Three UK's parent company, Hutchison Whampoa, agreed terms to buy O2 from Telefonica last March for a fee that could rise as high as £10.25 billion.
Since then, an extended EU antitrust investigation has kept the deal from going through. Now a UK regulator has voiced its concerns at the potentially anticompetitive nature of a Three-O2 merger.
Alex Chisholm of the Competition and Markets Authority (CMA) has written to Margaret Vestager of the European Commission ahead of its decision on the matter.
The deal would result in the formation of the UK's biggest mobile phone company, and would reduce the number of UK networks from four to three. It's that last point that the CMA objects to, as it would likely result in higher prices or inferior services for UK users.
It appears the CMA has concerns over the reduced competition on the UK mobile market, and the inadequate remedies the EC has proposed.

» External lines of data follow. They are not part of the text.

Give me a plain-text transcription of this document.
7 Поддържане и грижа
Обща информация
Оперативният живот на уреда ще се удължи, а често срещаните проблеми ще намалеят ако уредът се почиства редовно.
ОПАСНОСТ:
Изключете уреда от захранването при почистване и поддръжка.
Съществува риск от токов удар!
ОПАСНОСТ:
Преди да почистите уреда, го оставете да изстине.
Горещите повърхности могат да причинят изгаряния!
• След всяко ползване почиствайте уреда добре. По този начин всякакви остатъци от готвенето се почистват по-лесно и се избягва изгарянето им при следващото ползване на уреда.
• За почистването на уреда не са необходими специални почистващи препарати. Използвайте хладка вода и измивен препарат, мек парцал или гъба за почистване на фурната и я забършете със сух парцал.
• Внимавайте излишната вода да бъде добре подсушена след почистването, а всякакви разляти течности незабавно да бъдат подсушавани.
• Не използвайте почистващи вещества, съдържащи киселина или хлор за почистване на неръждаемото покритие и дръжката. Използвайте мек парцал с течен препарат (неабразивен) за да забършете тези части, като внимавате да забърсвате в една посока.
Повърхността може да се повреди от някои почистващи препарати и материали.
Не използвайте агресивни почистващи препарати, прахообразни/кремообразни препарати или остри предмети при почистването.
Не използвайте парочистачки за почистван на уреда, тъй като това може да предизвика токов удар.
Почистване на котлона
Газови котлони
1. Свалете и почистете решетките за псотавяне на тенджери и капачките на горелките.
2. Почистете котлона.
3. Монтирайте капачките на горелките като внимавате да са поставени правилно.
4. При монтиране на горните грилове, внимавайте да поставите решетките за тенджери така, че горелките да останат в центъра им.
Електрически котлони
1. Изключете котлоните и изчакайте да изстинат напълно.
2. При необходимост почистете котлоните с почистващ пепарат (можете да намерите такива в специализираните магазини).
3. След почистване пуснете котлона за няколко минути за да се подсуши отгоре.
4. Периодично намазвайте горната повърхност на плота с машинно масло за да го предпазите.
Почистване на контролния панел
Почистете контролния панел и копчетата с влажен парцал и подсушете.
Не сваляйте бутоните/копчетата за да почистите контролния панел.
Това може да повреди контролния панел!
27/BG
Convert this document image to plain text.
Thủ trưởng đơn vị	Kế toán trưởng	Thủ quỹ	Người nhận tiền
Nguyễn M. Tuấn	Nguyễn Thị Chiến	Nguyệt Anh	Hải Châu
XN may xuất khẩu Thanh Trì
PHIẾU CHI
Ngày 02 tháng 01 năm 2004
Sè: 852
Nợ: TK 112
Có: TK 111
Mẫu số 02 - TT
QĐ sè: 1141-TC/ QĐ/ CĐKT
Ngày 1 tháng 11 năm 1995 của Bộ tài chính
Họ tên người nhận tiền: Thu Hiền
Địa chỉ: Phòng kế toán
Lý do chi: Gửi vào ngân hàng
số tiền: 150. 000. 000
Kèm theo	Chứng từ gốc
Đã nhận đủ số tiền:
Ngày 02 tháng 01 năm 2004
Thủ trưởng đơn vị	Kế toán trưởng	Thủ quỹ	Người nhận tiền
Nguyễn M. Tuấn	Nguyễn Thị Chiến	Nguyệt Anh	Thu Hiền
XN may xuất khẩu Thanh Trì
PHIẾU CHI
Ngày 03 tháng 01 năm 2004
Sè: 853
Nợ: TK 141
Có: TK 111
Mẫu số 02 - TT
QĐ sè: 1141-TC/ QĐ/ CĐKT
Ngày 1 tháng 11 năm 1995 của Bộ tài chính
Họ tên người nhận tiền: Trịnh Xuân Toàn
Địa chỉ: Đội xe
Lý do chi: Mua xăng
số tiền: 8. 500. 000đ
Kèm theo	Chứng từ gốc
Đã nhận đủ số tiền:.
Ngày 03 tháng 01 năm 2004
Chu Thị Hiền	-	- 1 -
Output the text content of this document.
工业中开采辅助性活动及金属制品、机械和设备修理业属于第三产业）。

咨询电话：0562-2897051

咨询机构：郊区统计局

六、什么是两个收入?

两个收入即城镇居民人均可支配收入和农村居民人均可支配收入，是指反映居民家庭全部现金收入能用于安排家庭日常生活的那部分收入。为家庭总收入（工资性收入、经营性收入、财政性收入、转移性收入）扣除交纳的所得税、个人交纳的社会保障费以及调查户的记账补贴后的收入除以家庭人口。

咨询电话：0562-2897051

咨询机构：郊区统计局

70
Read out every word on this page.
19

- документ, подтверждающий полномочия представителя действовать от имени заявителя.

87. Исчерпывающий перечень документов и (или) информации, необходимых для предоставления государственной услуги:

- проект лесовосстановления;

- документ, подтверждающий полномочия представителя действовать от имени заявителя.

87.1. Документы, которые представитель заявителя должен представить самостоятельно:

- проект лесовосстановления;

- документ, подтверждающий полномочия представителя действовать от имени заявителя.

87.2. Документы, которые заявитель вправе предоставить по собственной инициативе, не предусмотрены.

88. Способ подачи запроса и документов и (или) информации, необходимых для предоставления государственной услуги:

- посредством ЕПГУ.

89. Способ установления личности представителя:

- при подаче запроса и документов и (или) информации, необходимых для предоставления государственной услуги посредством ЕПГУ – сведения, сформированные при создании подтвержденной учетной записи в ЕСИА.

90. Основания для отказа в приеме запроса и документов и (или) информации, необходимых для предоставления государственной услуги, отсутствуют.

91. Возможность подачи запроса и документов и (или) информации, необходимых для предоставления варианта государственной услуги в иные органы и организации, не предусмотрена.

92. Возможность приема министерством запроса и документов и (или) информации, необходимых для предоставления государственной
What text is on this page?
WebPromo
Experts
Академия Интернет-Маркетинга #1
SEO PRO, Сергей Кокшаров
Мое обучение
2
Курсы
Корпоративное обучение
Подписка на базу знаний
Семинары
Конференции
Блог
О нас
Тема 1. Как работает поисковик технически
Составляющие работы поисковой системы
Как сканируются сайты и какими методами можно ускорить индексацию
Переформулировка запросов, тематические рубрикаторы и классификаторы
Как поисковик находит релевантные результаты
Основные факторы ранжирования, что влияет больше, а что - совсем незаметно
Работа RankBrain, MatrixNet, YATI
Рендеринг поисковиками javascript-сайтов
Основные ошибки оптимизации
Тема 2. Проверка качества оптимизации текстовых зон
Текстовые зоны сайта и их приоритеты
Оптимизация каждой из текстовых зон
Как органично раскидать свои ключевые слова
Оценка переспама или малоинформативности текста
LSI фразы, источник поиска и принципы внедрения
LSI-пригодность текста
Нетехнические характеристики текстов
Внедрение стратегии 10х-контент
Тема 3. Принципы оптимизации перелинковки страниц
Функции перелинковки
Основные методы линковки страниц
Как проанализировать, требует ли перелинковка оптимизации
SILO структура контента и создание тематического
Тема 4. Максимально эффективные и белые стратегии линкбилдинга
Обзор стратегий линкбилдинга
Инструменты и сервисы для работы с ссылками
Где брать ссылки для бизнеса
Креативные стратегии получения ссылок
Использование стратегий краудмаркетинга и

"The proposed remedies are materially deficient as they will not lead to the creation of a fourth mobile network operator (MNO) capable of competing effectively and in the long-term with the remaining three MNOs such that it would stem the loss of competition caused by the merger," reads the CMA's letter (via The Guardian).
The CMA's proposal is for the new combined company to sell either Three or O2 to an approved buyer in order to maintain the UK's four-network setup.
An EC decision on the Three O2 merger will be made by April 18.